Okay, so let’s ask the question, “Does learning experience design need to be strategic too?” And if so how do we go about achieving that? The fact is there has never been a more critical time for companies to ask this question. Forbes recently reported that 76% of the workforce self-identifies as being “unprepared”. Combine that with what McKinsey estimates as virtually all of today’s workforce – 94% – lacking the skills they will need to do their jobs in 2030. Let’s do the math – that’s just 7 years to retrain every person of working age. Addressing this challenge of true performance readiness could bring a genuine strategic competitive advantage to any organization. But to achieve this requires an ongoing commitment that is aligned to the rest of the organizational key performance indicators and not just to “Smile Sheets” or reporting course completions.

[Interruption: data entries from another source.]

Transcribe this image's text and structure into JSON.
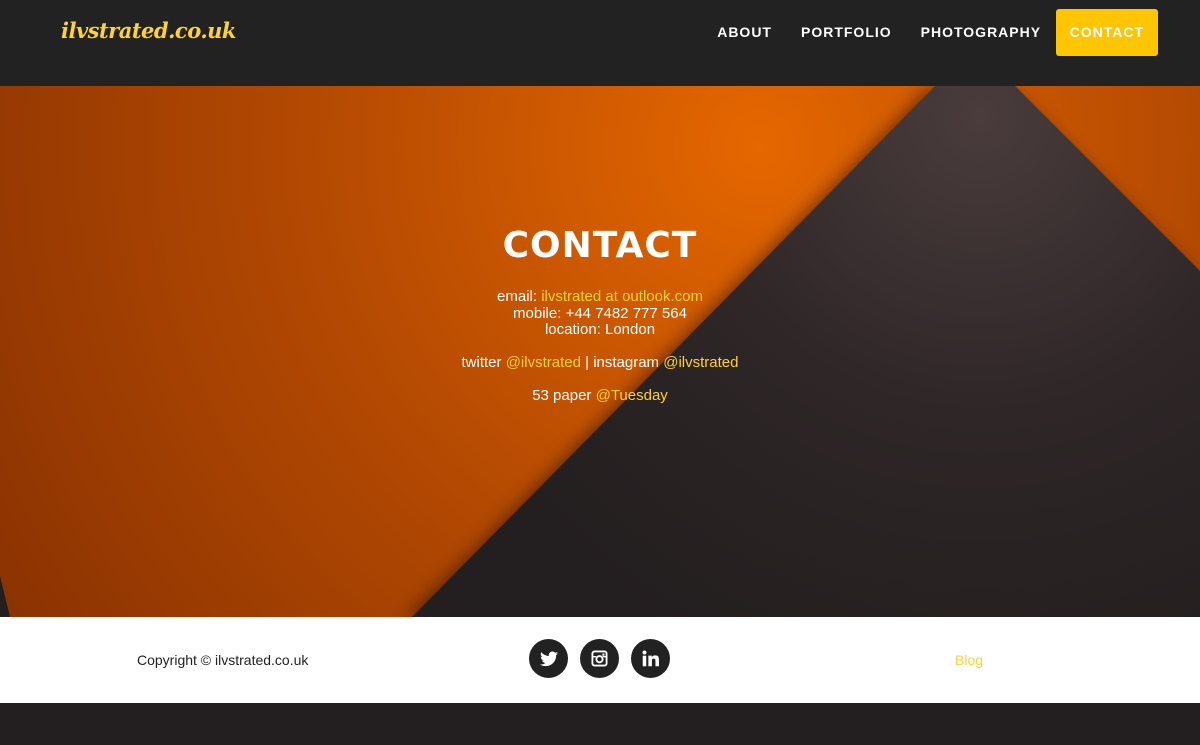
{
  "nav": {
    "brand": "ilvstrated.co.uk",
    "items": [
      {
        "label": "ABOUT"
      },
      {
        "label": "PORTFOLIO"
      },
      {
        "label": "PHOTOGRAPHY"
      },
      {
        "label": "CONTACT"
      }
    ],
    "active_color": "#fec503"
  },
  "hero": {
    "title": "CONTACT",
    "email_label": "email:",
    "email_value": "ilvstrated at outlook.com",
    "mobile": "mobile: +44 7482 777 564",
    "location": "location: London",
    "twitter_label": "twitter",
    "twitter_handle": "@ilvstrated",
    "separator": "| instagram",
    "instagram_handle": "@ilvstrated",
    "paper_label": "53 paper",
    "paper_handle": "@Tuesday",
    "colors": {
      "orange": "#d96000",
      "dark": "#231e1f",
      "accent": "#fed136"
    }
  },
  "footer": {
    "copyright": "Copyright © ilvstrated.co.uk",
    "social_icons": [
      "twitter-icon",
      "instagram-icon",
      "linkedin-icon"
    ],
    "blog_link": "Blog"
  }
}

Measuring the performance readiness of an organization is more attainable than it may seem. Take for example the “learning curve” theory, with which organizations like NASA have measured time to performance readiness for years. This theory states that each time a person doubles their experience on the job, there is a constant rate of learning. Even minor increases in the pace of learning can yield substantial benefits. For example, a 1% increase in the rate of learning could save a large business £/$200,000 per year. By understanding who the learners are, what they know, and what they want to achieve, we can create extraordinary learning outcomes that have a measurable impact on the larger business goals. Even small optimizations can have big impacts. Would you celebrate reducing seat time by only two minutes in a compliance course? Maybe not, but what if you are a large organization of 50,000 employees – that two-minute reduction equates to 1667 hours of employee time saved by the business as a whole. What if we apply this same logic to customer enablement? How valuable might a 1% or 2% increase in customer retention or upsell be to your organization?

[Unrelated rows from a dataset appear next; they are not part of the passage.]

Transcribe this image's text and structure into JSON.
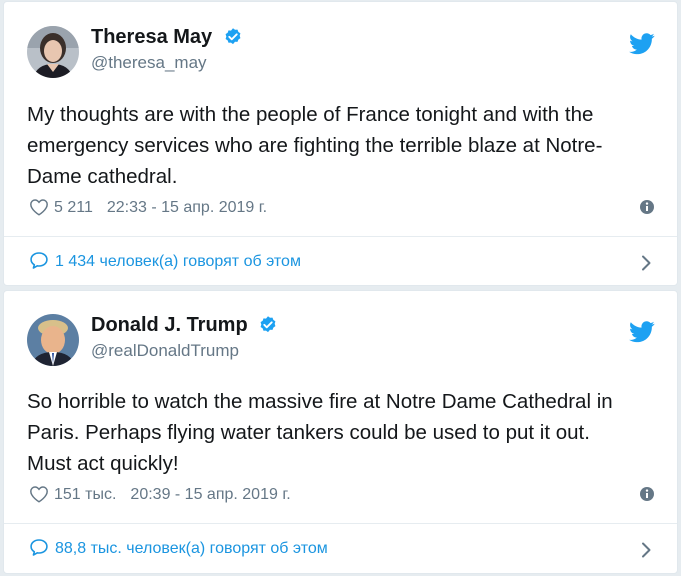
{
  "colors": {
    "twitter_blue": "#1da1f2",
    "link_blue": "#1b95e0",
    "text": "#14171a",
    "muted": "#657786",
    "background": "#e6ecf0"
  },
  "tweets": [
    {
      "display_name": "Theresa May",
      "handle": "@theresa_may",
      "verified": true,
      "text": "My thoughts are with the people of France tonight and with the\nemergency services who are fighting the terrible blaze at Notre-\nDame cathedral.",
      "likes": "5 211",
      "timestamp": "22:33 - 15 апр. 2019 г.",
      "replies_link": "1 434 человек(а) говорят об этом",
      "icons": {
        "like": "heart-icon",
        "info": "info-icon",
        "reply": "speech-bubble-icon",
        "more": "chevron-right-icon",
        "brand": "twitter-bird-icon"
      }
    },
    {
      "display_name": "Donald J. Trump",
      "handle": "@realDonaldTrump",
      "verified": true,
      "text": "So horrible to watch the massive fire at Notre Dame Cathedral in\nParis. Perhaps flying water tankers could be used to put it out.\nMust act quickly!",
      "likes": "151 тыс.",
      "timestamp": "20:39 - 15 апр. 2019 г.",
      "replies_link": "88,8 тыс. человек(а) говорят об этом",
      "icons": {
        "like": "heart-icon",
        "info": "info-icon",
        "reply": "speech-bubble-icon",
        "more": "chevron-right-icon",
        "brand": "twitter-bird-icon"
      }
    }
  ]
}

So to the question about “how do we go about making learning experiences within our organization strategic,” we did some research, and like any good business initiative we created a model.

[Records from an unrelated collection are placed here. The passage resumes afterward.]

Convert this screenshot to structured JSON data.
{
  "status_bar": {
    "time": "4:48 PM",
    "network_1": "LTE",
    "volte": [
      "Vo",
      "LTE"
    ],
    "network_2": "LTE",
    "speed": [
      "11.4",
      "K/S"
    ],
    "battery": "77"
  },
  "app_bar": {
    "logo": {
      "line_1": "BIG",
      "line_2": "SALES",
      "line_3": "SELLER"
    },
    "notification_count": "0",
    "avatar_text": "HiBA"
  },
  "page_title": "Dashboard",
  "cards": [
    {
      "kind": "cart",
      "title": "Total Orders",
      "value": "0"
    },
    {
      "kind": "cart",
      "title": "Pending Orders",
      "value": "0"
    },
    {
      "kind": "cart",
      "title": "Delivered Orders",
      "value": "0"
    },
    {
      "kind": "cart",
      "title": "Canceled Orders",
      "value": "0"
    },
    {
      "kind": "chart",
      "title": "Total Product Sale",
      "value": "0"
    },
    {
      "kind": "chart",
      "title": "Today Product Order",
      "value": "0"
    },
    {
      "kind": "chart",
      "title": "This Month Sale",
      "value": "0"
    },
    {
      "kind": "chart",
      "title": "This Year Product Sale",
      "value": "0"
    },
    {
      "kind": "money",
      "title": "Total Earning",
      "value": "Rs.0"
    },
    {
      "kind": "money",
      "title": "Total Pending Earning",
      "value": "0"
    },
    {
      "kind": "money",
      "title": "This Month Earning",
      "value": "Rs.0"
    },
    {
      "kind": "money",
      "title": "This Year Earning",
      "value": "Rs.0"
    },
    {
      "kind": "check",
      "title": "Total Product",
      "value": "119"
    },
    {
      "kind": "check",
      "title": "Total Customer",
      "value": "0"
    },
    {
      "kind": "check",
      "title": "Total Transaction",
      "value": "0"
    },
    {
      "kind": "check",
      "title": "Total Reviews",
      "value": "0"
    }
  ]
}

The Strategic Learning Experience Design (SLED) Model addresses the need for a comprehensive approach to learning solution engineering and experience design. The five stages of the SLED model maximize the impact of any learning initiative. This can be applied at the macro level to an organization’s large strategic approach to all learning and development or at a more micro level to the planning of particular programs or initiatives.

  • Hypothesize: The hypothesize stage sets the foundation by understanding the learning experience’s goals and aligning them with the broader organizational objectives.
  • Analyze: This stage involves gathering and analyzing data on employee performance, behavior, and skill gaps, along with existing solutions and results, to establish a baseline for evaluation.
  • Personalize: Tailoring the learning solution to individual needs and goals is central to the personalize stage. Leveraging data ensures each employee receives a personalized learning experience.
  • Optimize: Continuously revisiting the data, this stage measures the effectiveness of different elements and replicates successful components to enhance the learning solution.
  • Realize: The realization stage validates or invalidates the initial hypotheses by comparing the data from the new solution to the baseline data collected during the analysis stage.

Effectively using the data collected throughout the SLED model is essential. Avoid comparing unrelated data points and embrace the principles of deductive reasoning by seeking to falsify hypotheses. It’s crucial not to expect perfection; celebrating even partial success and sharing learnings contributes to continuous improvement.